Southeast Oklahoma is not exactly fruit orchard country. The moisture and lack of a dependable wind pretty well shut down most fruit trees after a time. My dad's peaches were planted on a hillside, but in summer the availability of water became an issue. Despite all the drawbacks, my father would harvest peaches most years. He was determined to beat Mother Nature at her own game.
We just happen to be in peach season right now. Five thousand peach trees are growing in straight lines at the Wind Drift Orchard in Harrah. Glohavens are currently being harvested. Porter and Stratford produce the bulk of peaches sold in Oklahoma. Many come from Redhaven, Loring, Biscoe and Garnet Beauty trees. Hale Haven used to be quite popular.
The 51st annual Porter Peach Festival will be July 13th-15th 2017. Porter proclaims itself the 'Official Peach Capital of the State of Oklahoma.' The Peach Festival parade starts at 11 am on July 15th. Of all the competitions and shows, I personally think the peach cobbler, desserts, and preserves contest is most important. Of course the free peaches and ice cream served at the fire station ranks high. Porter sits in the Ozark Highlands between Muskogee and Broken Arrow in northeast Oklahoma. Much of the land is hilly with well-drained soil.
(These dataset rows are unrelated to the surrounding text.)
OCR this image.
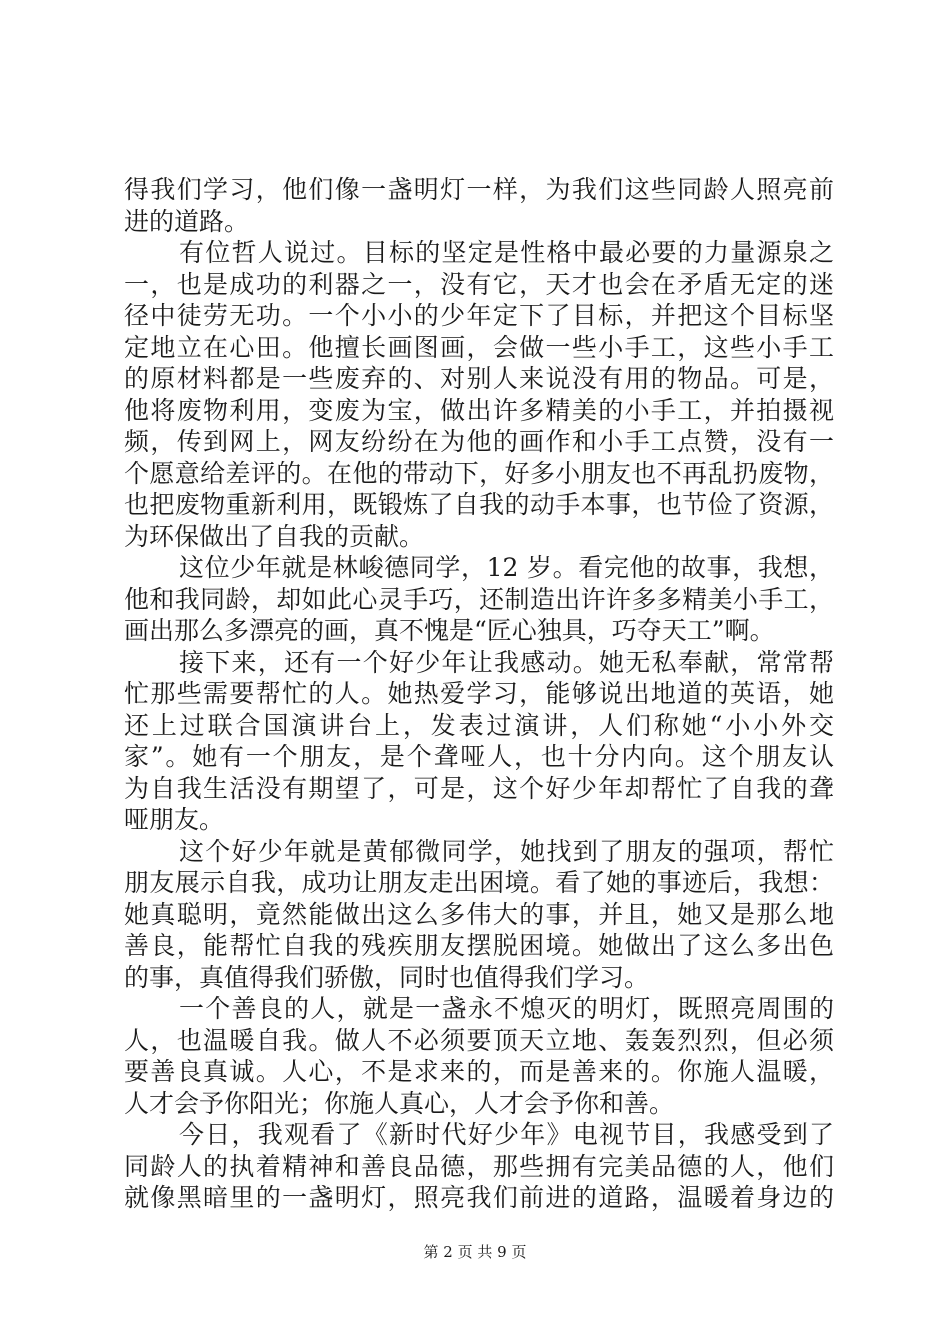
得我们学习，他们像一盏明灯一样，为我们这些同龄人照亮前
进的道路。
有位哲人说过。目标的坚定是性格中最必要的力量源泉之
一，也是成功的利器之一，没有它，天才也会在矛盾无定的迷
径中徒劳无功。一个小小的少年定下了目标，并把这个目标坚
定地立在心田。他擅长画图画，会做一些小手工，这些小手工
的原材料都是一些废弃的、对别人来说没有用的物品。可是，
他将废物利用，变废为宝，做出许多精美的小手工，并拍摄视
频，传到网上，网友纷纷在为他的画作和小手工点赞，没有一
个愿意给差评的。在他的带动下，好多小朋友也不再乱扔废物，
也把废物重新利用，既锻炼了自我的动手本事，也节俭了资源，
为环保做出了自我的贡献。
这位少年就是林峻德同学，12 岁。看完他的故事，我想，
他和我同龄，却如此心灵手巧，还制造出许许多多精美小手工，
画出那么多漂亮的画，真不愧是“匠心独具，巧夺天工”啊。
接下来，还有一个好少年让我感动。她无私奉献，常常帮
忙那些需要帮忙的人。她热爱学习，能够说出地道的英语，她
还上过联合国演讲台上，发表过演讲，人们称她“小小外交
家”。她有一个朋友，是个聋哑人，也十分内向。这个朋友认
为自我生活没有期望了，可是，这个好少年却帮忙了自我的聋
哑朋友。
这个好少年就是黄郁微同学，她找到了朋友的强项，帮忙
朋友展示自我，成功让朋友走出困境。看了她的事迹后，我想：
她真聪明，竟然能做出这么多伟大的事，并且，她又是那么地
善良，能帮忙自我的残疾朋友摆脱困境。她做出了这么多出色
的事，真值得我们骄傲，同时也值得我们学习。
一个善良的人，就是一盏永不熄灭的明灯，既照亮周围的
人，也温暖自我。做人不必须要顶天立地、轰轰烈烈，但必须
要善良真诚。人心，不是求来的，而是善来的。你施人温暖，
人才会予你阳光；你施人真心，人才会予你和善。
今日，我观看了《新时代好少年》电视节目，我感受到了
同龄人的执着精神和善良品德，那些拥有完美品德的人，他们
就像黑暗里的一盏明灯，照亮我们前进的道路，温暖着身边的
第 2 页 共 9 页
When I searched for specific varieties (names) of peaches, the Livesay Orchard in Porter, largest orchard in the state, proudly say their peaches come in two varieties of colors: yellow flesh has more acid and is tangier than the white mildly sweet flesh and their peaches have two varieties of stone: freestone peaches that do not stick to the pit and ripen July to October and the semi-freestone peaches that reluctantly pull away from the pit but ripen earlier in June into early July (no clingstones are grown.) Peaches come in two grades: #1 is almost perfect and the #2s have small defects. Not to be outdone, the Peach Barn Orchard and Bakery in Porter sell homegrown peaches, produce and Porter peach ice cream, Porter peach salsa, Porter peach fried pies, Porter peach butter, Porter peach BBQ sauce, Porter peach jam and Porter peach sundaes. Just can't forget where these peaches are from, can you.
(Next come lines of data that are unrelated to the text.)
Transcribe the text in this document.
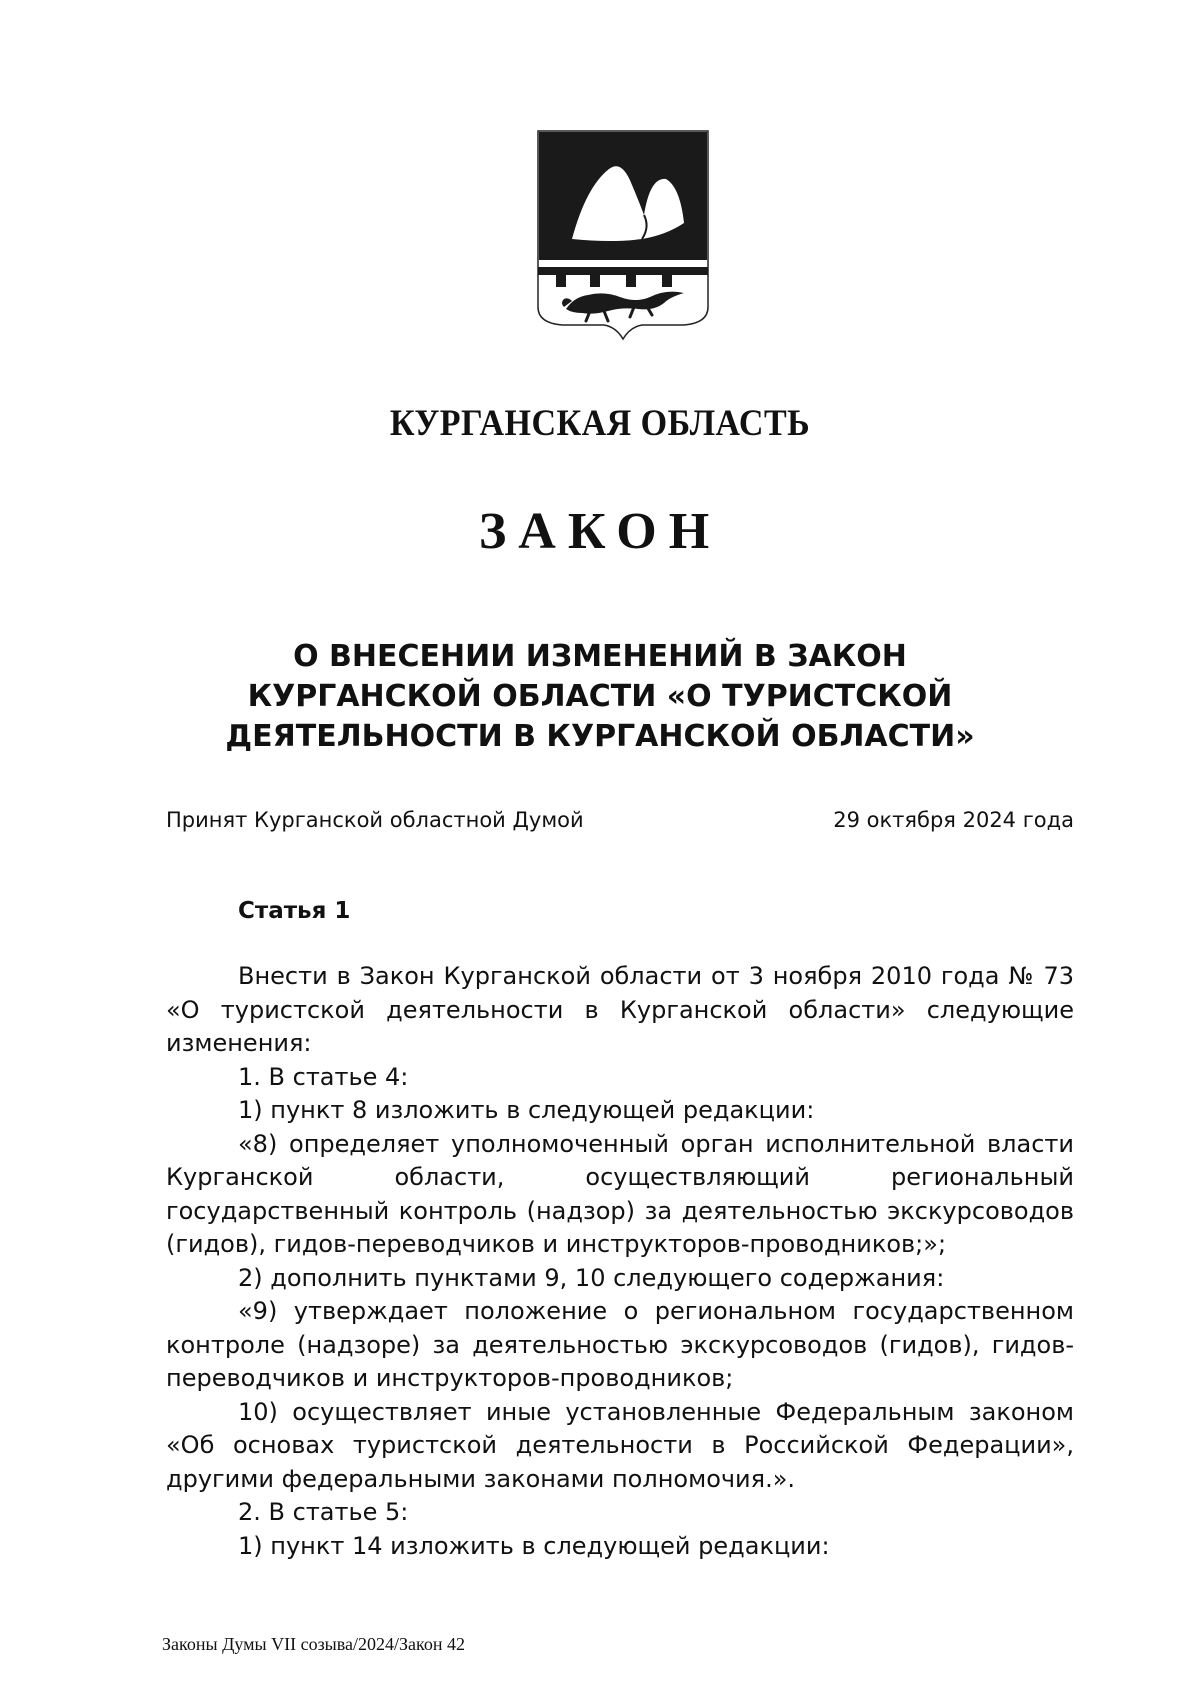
КУРГАНСКАЯ ОБЛАСТЬ
ЗАКОН
О ВНЕСЕНИИ ИЗМЕНЕНИЙ В ЗАКОН
КУРГАНСКОЙ ОБЛАСТИ «О ТУРИСТСКОЙ
ДЕЯТЕЛЬНОСТИ В КУРГАНСКОЙ ОБЛАСТИ»
Принят Курганской областной Думой	29 октября 2024 года
Статья 1

Внести в Закон Курганской области от 3 ноября 2010 года № 73 «О туристской деятельности в Курганской области» следующие изменения:

1. В статье 4:

1) пункт 8 изложить в следующей редакции:

«8) определяет уполномоченный орган исполнительной власти Курганской области, осуществляющий региональный государственный контроль (надзор) за деятельностью экскурсоводов (гидов), гидов-переводчиков и инструкторов-проводников;»;

2) дополнить пунктами 9, 10 следующего содержания:

«9) утверждает положение о региональном государственном контроле (надзоре) за деятельностью экскурсоводов (гидов), гидов-переводчиков и инструкторов-проводников;

10) осуществляет иные установленные Федеральным законом «Об основах туристской деятельности в Российской Федерации», другими федеральными законами полномочия.».

2. В статье 5:

1) пункт 14 изложить в следующей редакции:

Законы Думы VII созыва/2024/Закон 42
Stratford Oklahoma is in south central OK north of Sulphur, home of the CNRA. Stratford claims they are the 'Peach Capital of Oklahoma' official or not! Johnson City, SC insists they are 'The Official Peach Capital of the World.' Georgia is known as the Peach State, but its most lucrative crop is blueberries! Now that we have straightened out all the peach propaganda, the Stratford Peach Festival parade is to begin at 5 pm July 13th. The full-fledged festival is held July 15th. The farmers quickly sell their peaches, the peach auction takes place in City Park, and they too have a cooking contest, car show and entertainment. Peach Crest Farms are USDA certified organic, Peach Tree Farms sell peaches and local produce, and Pullen Peaches advertise tender, juicy peaches. Gently rolling plains with sandy soil form the lands of Stratford.
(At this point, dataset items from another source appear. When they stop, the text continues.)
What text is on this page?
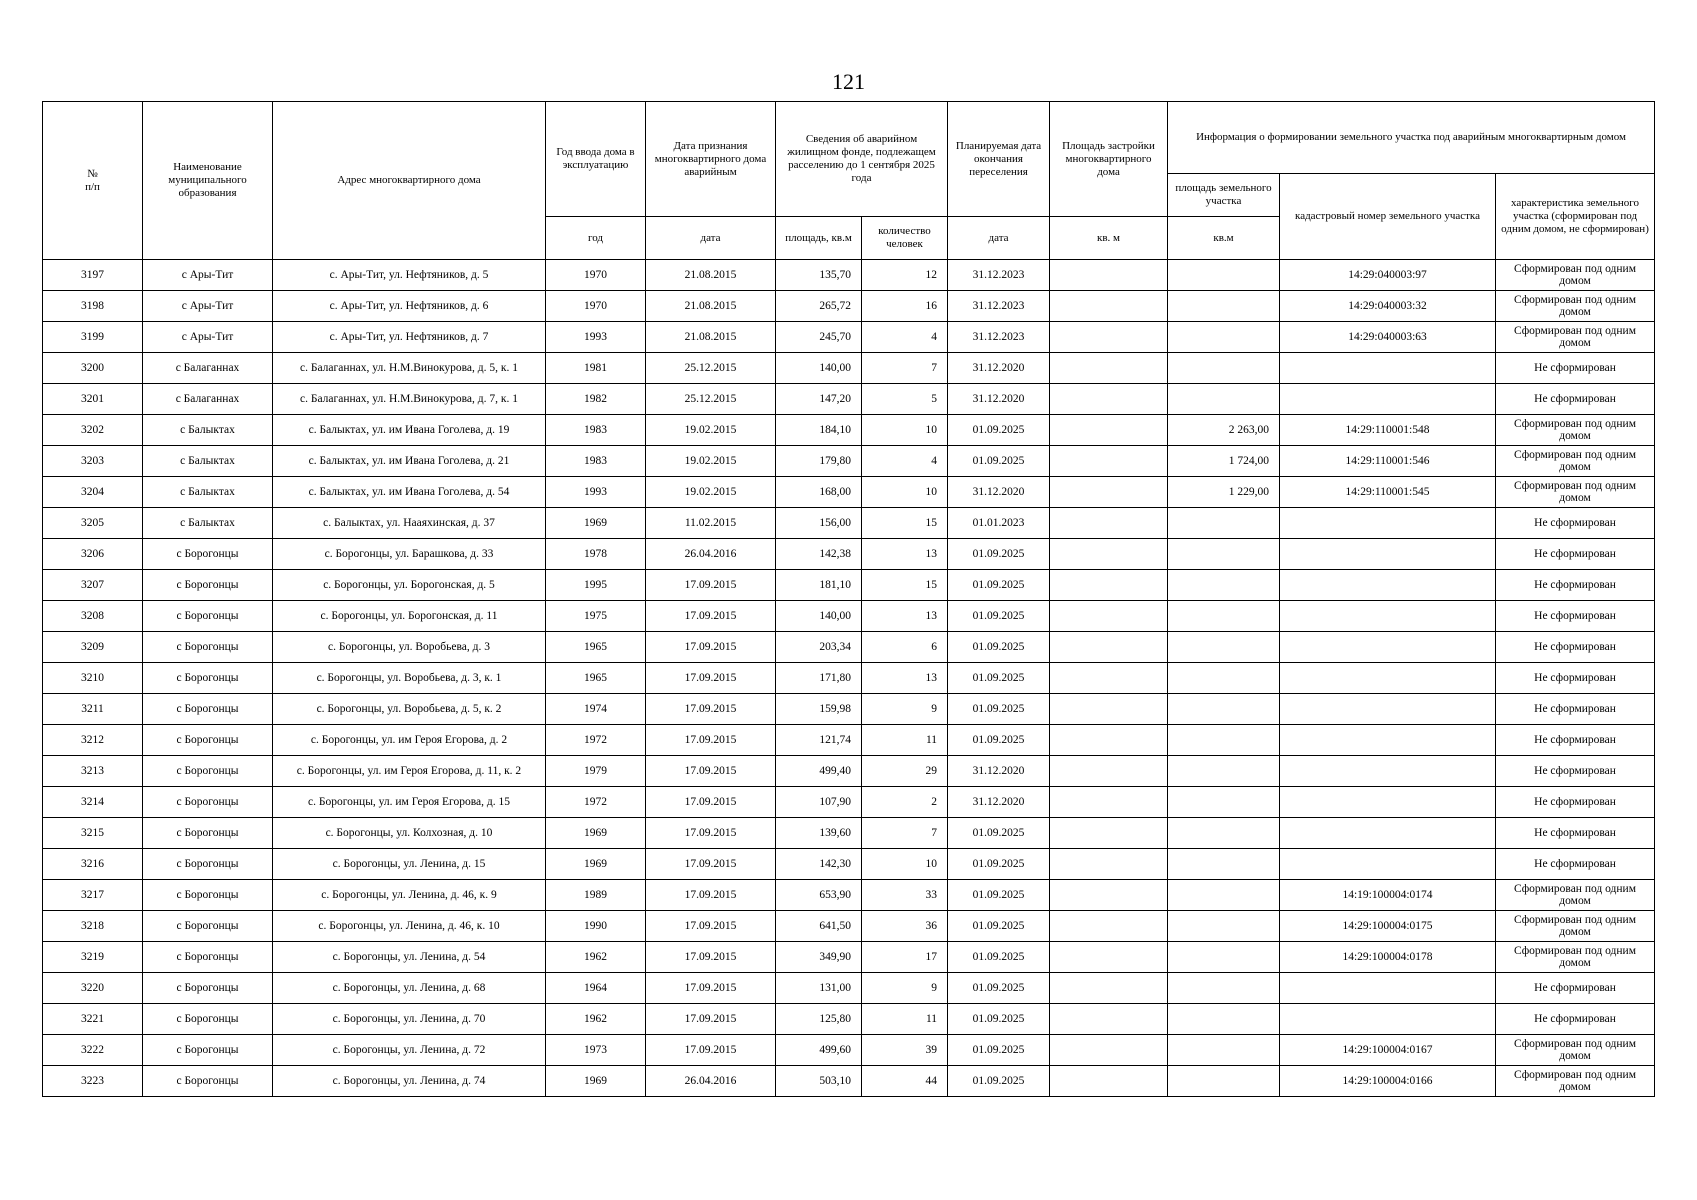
121
№
п/п	Наименование муниципального образования	Адрес многоквартирного дома	Год ввода дома в эксплуатацию	Дата признания многоквартирного дома аварийным	Сведения об аварийном жилищном фонде, подлежащем расселению до 1 сентября 2025 года		Планируемая дата окончания переселения	Площадь застройки многоквартирного дома	Информация о формировании земельного участка под аварийным многоквартирным домом		
									площадь земельного участка	кадастровый номер земельного участка	характеристика земельного участка (сформирован под одним домом, не сформирован)
			год	дата	площадь, кв.м	количество человек	дата	кв. м	кв.м		
3197	с Ары-Тит	с. Ары-Тит, ул. Нефтяников, д. 5	1970	21.08.2015	135,70	12	31.12.2023			14:29:040003:97	Сформирован под одним домом
3198	с Ары-Тит	с. Ары-Тит, ул. Нефтяников, д. 6	1970	21.08.2015	265,72	16	31.12.2023			14:29:040003:32	Сформирован под одним домом
3199	с Ары-Тит	с. Ары-Тит, ул. Нефтяников, д. 7	1993	21.08.2015	245,70	4	31.12.2023			14:29:040003:63	Сформирован под одним домом
3200	с Балаганнах	с. Балаганнах, ул. Н.М.Винокурова, д. 5, к. 1	1981	25.12.2015	140,00	7	31.12.2020				Не сформирован
3201	с Балаганнах	с. Балаганнах, ул. Н.М.Винокурова, д. 7, к. 1	1982	25.12.2015	147,20	5	31.12.2020				Не сформирован
3202	с Балыктах	с. Балыктах, ул. им Ивана Гоголева, д. 19	1983	19.02.2015	184,10	10	01.09.2025		2 263,00	14:29:110001:548	Сформирован под одним домом
3203	с Балыктах	с. Балыктах, ул. им Ивана Гоголева, д. 21	1983	19.02.2015	179,80	4	01.09.2025		1 724,00	14:29:110001:546	Сформирован под одним домом
3204	с Балыктах	с. Балыктах, ул. им Ивана Гоголева, д. 54	1993	19.02.2015	168,00	10	31.12.2020		1 229,00	14:29:110001:545	Сформирован под одним домом
3205	с Балыктах	с. Балыктах, ул. Нааяхинская, д. 37	1969	11.02.2015	156,00	15	01.01.2023				Не сформирован
3206	с Борогонцы	с. Борогонцы, ул. Барашкова, д. 33	1978	26.04.2016	142,38	13	01.09.2025				Не сформирован
3207	с Борогонцы	с. Борогонцы, ул. Борогонская, д. 5	1995	17.09.2015	181,10	15	01.09.2025				Не сформирован
3208	с Борогонцы	с. Борогонцы, ул. Борогонская, д. 11	1975	17.09.2015	140,00	13	01.09.2025				Не сформирован
3209	с Борогонцы	с. Борогонцы, ул. Воробьева, д. 3	1965	17.09.2015	203,34	6	01.09.2025				Не сформирован
3210	с Борогонцы	с. Борогонцы, ул. Воробьева, д. 3, к. 1	1965	17.09.2015	171,80	13	01.09.2025				Не сформирован
3211	с Борогонцы	с. Борогонцы, ул. Воробьева, д. 5, к. 2	1974	17.09.2015	159,98	9	01.09.2025				Не сформирован
3212	с Борогонцы	с. Борогонцы, ул. им Героя Егорова, д. 2	1972	17.09.2015	121,74	11	01.09.2025				Не сформирован
3213	с Борогонцы	с. Борогонцы, ул. им Героя Егорова, д. 11, к. 2	1979	17.09.2015	499,40	29	31.12.2020				Не сформирован
3214	с Борогонцы	с. Борогонцы, ул. им Героя Егорова, д. 15	1972	17.09.2015	107,90	2	31.12.2020				Не сформирован
3215	с Борогонцы	с. Борогонцы, ул. Колхозная, д. 10	1969	17.09.2015	139,60	7	01.09.2025				Не сформирован
3216	с Борогонцы	с. Борогонцы, ул. Ленина, д. 15	1969	17.09.2015	142,30	10	01.09.2025				Не сформирован
3217	с Борогонцы	с. Борогонцы, ул. Ленина, д. 46, к. 9	1989	17.09.2015	653,90	33	01.09.2025			14:19:100004:0174	Сформирован под одним домом
3218	с Борогонцы	с. Борогонцы, ул. Ленина, д. 46, к. 10	1990	17.09.2015	641,50	36	01.09.2025			14:29:100004:0175	Сформирован под одним домом
3219	с Борогонцы	с. Борогонцы, ул. Ленина, д. 54	1962	17.09.2015	349,90	17	01.09.2025			14:29:100004:0178	Сформирован под одним домом
3220	с Борогонцы	с. Борогонцы, ул. Ленина, д. 68	1964	17.09.2015	131,00	9	01.09.2025				Не сформирован
3221	с Борогонцы	с. Борогонцы, ул. Ленина, д. 70	1962	17.09.2015	125,80	11	01.09.2025				Не сформирован
3222	с Борогонцы	с. Борогонцы, ул. Ленина, д. 72	1973	17.09.2015	499,60	39	01.09.2025			14:29:100004:0167	Сформирован под одним домом
3223	с Борогонцы	с. Борогонцы, ул. Ленина, д. 74	1969	26.04.2016	503,10	44	01.09.2025			14:29:100004:0166	Сформирован под одним домом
The popular variety of peach grown today is the Redhaven. According to the OSU Fact Sheet HLA-6210 'Apple and Peach Varieties for Oklahoma', the Redhaven is the standard to which all other peaches are compared when it comes to harvest. The average ripening date at Perkins Research Station is July 12-16th. Redhavens ripen 2 to 5 days earlier in southern OK and later to the north. The OSU fact sheet compares the best peach varieties to grow in OK by fruit size, hardiness, leaf spot resistance and other characteristics. To make your life a little easier, plant disease resistant or tolerant peach cultivars. My dad, if he could, would approve.